É muito difícil olhar para dentro de si e reconhecer que há feridas de rejeição, abandono, incompreensão, negligência, eventualmente até maus tratos e abusos. É dolorido perceber que estas feridas foram feitas pelas pessoas mais próximas: pais, parentes, pessoas que deveriam ter cuidado de nós, nos acolhido e protegido. No entanto, Jesus traz uma boa notícia quando afirma que “... Nada há, fora do homem que, entrando nele, o possa contaminar. Mas é o que sai dele que o contamina... Porque é do interior do coração dos homens que saem os maus pensamentos, os adultérios, as prostituições, os homicídios, os furtos, a avareza, as maldades, o engano, a lascívia, a inveja, a blasfêmia, a soberba, e a loucura. Todos estes males procedem de dentro, e contaminam o homem” (Mc 7.1-23).
Cristo nos afirma que este mal não precisa nos contaminar. Em primeiro lugar, não somos responsáveis pelo que o outro fez, mas apenas pelo que fazemos com o mal que nos fizeram. Podemos tentar fazer de conta que não existe, negar que tenha nos machucado, justificar aqueles que nos feriram e assumir a culpa deles. Neste caso, somos candidatos a doenças físicas, dor de estômago, enxaqueca e outros distúrbios que não passam de somatizações das emoções reprimidas. Ou nos tornamos extremamente perfeccionistas para garantir o reconhecimento do outro e tentar evitar novas agressões.
Outra alternativa destrutiva é abrigar este mal, remoêlo, perpetuá-lo, ou seja, alimentar a ferida para punir o outro ou para que tenham pena de nós. É a atitude do deficiente que acentua sua deformação para pedir dinheiro na rua. Podemos ainda revidar e, com isto, nos assemelhar justamente àquilo que repudiamos. Tornamo-nos pessoas amargas, críticas e agressivas. Nestas três hipóteses, o mal venceu, pois conseguiu nos contagiar. Nós nos machucamos e machucamos o outro a partir destas feridas não curadas. Desenvolvemos mecanismos de defesa e ataque que fazem de nós pessoas perigosas, como o terrorista que mata para vingar a morte de amigos e parentes.
Mas existe um caminho de cura que passa pelo reconhecimento da amplitude do mal e o perdão fundamentado na atitude de Jesus na cruz. Vencer o mal com o bem é resistir ao mal, recusar-se a deixar que ele tome conta do nosso coração, deforme nossa auto-imagem e nos leve a desistir de amar e ser amado. Deus nos capacita a digerir os pensamentos e as emoções que nos assaltam quando depositamos todas estas feridas aos pés da cruz.

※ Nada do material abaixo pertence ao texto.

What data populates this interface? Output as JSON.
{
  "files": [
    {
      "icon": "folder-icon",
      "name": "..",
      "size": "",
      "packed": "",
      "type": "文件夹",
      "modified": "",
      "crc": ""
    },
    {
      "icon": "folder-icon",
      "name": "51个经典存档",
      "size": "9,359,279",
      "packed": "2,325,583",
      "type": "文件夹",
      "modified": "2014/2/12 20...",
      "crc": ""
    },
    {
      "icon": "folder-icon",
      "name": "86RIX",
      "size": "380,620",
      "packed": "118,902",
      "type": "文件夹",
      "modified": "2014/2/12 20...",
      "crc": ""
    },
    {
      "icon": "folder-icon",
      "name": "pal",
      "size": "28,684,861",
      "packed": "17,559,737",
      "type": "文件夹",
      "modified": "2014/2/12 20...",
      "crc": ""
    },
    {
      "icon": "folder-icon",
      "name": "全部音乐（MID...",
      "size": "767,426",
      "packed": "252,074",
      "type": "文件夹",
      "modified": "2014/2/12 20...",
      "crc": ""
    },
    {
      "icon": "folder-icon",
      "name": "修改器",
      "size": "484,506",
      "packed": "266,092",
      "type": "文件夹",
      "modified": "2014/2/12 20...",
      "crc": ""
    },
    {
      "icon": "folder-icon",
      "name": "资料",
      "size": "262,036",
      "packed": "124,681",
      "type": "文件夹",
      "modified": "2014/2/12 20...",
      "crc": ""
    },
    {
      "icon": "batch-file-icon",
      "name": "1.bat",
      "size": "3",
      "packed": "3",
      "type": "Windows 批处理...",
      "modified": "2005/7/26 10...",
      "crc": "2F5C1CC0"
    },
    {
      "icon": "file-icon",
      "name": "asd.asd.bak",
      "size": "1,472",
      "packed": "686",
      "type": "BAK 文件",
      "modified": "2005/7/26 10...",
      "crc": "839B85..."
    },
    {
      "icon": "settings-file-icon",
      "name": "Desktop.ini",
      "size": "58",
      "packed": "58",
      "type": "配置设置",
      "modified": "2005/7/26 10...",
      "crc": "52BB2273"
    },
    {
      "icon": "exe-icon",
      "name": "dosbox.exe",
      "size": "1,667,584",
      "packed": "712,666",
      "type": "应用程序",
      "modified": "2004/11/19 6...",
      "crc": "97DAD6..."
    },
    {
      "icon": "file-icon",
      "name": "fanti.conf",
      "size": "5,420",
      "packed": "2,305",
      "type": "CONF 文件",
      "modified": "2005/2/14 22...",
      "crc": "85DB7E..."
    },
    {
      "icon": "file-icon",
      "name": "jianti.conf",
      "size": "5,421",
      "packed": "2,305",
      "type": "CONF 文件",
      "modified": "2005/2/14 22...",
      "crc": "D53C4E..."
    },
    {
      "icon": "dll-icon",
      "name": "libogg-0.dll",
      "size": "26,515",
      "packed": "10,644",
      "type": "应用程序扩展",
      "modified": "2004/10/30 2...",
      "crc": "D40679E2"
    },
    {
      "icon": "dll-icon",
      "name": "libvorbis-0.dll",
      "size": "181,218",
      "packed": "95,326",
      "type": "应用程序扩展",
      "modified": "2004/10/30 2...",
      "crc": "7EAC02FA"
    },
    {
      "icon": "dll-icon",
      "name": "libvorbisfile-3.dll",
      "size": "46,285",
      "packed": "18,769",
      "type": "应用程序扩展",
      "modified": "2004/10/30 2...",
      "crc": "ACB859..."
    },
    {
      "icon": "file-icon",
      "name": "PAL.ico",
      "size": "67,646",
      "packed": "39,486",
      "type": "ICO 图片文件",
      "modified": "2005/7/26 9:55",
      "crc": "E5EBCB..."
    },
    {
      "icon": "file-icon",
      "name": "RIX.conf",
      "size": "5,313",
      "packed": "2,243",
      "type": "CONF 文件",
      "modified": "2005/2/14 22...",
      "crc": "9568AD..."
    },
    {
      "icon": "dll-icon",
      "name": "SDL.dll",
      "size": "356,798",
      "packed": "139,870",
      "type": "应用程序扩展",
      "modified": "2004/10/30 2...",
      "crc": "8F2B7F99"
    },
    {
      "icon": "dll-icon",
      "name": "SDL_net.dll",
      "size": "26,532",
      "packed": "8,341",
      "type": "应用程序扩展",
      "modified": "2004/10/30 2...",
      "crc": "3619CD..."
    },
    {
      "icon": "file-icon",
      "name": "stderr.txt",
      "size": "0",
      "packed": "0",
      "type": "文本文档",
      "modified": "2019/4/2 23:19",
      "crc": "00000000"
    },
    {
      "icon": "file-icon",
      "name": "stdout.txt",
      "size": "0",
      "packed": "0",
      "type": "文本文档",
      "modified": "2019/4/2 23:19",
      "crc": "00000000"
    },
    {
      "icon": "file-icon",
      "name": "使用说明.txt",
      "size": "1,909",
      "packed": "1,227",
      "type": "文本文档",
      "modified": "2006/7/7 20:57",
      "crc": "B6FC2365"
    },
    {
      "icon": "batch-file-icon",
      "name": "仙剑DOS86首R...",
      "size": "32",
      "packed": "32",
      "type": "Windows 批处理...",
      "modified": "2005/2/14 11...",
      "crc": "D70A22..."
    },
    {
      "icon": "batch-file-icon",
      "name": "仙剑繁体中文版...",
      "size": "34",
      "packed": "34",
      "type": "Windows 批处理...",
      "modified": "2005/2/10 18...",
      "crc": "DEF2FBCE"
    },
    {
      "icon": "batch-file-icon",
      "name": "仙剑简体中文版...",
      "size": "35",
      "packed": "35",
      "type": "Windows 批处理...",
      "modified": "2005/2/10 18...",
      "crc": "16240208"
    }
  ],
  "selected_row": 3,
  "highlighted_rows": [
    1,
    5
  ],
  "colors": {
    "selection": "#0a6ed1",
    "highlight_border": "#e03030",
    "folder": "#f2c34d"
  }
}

A vitória que Ele já conquistou também é nossa se escolhemos o bálsamo e o antídoto do seu amor.
É importante reconhecer no nosso íntimo a tentação de sucumbir ao mal, de deixar-nos abater e até destruir por ele. Somos tentados a desconfiar do amor de Deus por ter deixado acontecer aquele sofrimento. A vida nos parece absurda e perdemos o desejo de viver. Mas quando consideramos que até Cristo foi alvo da maldade humana e não fugiu, nem cedeu ao ódio, mas, pelo contrário, reafirmou o seu amor incondicional, somos encorajados a seguir suas pegadas e atravessar o vale da sombra da morte porque encontramos nEle esta fonte inesgotável de amor. Assim, levantamos a cabeça e nos dispomos a encarar a vida de peito aberto, com sua porção de sofrimento, mas também de alegria, de realizações, de presentes a serem desfrutados.
Tive a oportunidade de acompanhar em terapia algumas mulheres que foram abusadas pelo pai na sua infância. Esta é talvez a ferida mais perversa e devastadora, pois ela priva a criança de vínculos essenciais para a sua existência. Ela é violentada justamente por aquele de quem esperava afeto e proteção. Perde também o suporte da mãe por medo de se abrir ou, pior, porque a mãe torna-se cúmplice através de seu silêncio e omissão. A criança tende a assumir a culpa pela atitude dos pais e se sente um lixo. Entrar em contato com esta ferida requer muita coragem, mas permite perdoar-se pelas tentativas equivocadas de lidar com a situação. Indo ao encontro desta criança envergonhada, cada mulher pôde reconciliar-se consigo mesma, resgatar a espontaneidade e criatividade perdidas, descortinar novos horizontes, amar e ser amada.
Isabelle Ludovico da Silva, psicóloga com especialização em Terapia Familiar Sistêmica.